We got to the venue, a really cool place called Nietzsches, and the band before us was already playing. Everyone was so hungry, because we’d never had dinner and it was 10:30, that we ran to a corner pizza place, got fancy-pants slices and croquets, and by the time we got back the band was finishing. We loaded straight from the van onto stage, set-up, and played a middle-slot 45 minute set where we got to just pour all that stress right into the show. It was quite redemptive after the previous night. What a great club for a show as well. The sound guy, I think his name was Gary, had worked their for 20 years. It sounded perfect from the first without a sound or even line check. Raised seats on either side and a place to stand on the floor right up the middle. Cool, dusty, somewhat spooky stuff scattered all over; like an honest to God Weeping Angel.
An observations about our brief time in Buffalo. I know it’s right across the border and all but it really had the feel of being an almost Canadian city. Everyone we met was ridiculously polite and unfailingly helpful. When Lisa took a spill on the ice the town drunk (who would later fall asleep on the bar – raising his head only to help croak out the chorus to “Gloria” that the band was unashamedly using to pad their set) helped carry her stuff back to the van.

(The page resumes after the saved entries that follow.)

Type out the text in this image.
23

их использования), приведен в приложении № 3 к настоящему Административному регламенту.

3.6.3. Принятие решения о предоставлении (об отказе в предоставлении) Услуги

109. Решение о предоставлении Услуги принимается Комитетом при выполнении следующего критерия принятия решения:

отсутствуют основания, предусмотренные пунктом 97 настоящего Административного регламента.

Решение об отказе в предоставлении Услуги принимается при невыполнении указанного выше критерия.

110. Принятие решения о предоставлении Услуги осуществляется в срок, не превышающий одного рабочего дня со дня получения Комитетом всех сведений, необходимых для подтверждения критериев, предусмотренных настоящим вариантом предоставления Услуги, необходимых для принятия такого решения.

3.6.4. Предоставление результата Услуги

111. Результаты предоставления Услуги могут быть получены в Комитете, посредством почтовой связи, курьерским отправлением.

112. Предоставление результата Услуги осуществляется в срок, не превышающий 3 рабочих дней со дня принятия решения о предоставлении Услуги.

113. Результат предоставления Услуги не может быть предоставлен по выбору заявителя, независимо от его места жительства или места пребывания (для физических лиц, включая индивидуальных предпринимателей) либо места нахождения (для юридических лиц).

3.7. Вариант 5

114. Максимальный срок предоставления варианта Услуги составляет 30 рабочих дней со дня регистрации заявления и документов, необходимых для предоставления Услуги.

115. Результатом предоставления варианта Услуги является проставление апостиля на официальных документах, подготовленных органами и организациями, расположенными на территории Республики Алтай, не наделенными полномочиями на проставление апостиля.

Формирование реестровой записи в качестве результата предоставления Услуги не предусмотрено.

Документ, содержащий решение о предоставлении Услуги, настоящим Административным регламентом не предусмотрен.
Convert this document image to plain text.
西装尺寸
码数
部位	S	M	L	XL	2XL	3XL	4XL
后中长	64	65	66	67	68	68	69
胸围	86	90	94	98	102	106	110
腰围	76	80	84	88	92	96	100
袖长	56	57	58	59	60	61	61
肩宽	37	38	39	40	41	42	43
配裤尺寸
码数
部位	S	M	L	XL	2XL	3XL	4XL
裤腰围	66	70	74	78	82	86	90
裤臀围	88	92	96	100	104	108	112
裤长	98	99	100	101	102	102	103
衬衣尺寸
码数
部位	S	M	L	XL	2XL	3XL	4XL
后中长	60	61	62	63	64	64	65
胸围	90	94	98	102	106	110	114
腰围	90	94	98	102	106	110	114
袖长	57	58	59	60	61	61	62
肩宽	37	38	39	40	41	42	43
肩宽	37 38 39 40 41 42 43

After the headliners set, and after we’d loaded up the van, squelching and slipping with every load of equipment, Chuck and I decided to see if we could hit a grey box about the size of a womp rat on the side of the club with a snowball. It was pathetic. At a distance of 20 feet max. we failed like Pickett on Groundhog’s Day, over and over again. (pictorial proof to follow) Then without warning or provocation Joe launched an attack at our heads. Thus followed the first, and likely last, ever Wussy snowball fight where we continued to miss each other at point blank range. Chickamauga it wasn’t. Still, a lovely moment of silliness at the end of a long-ass day.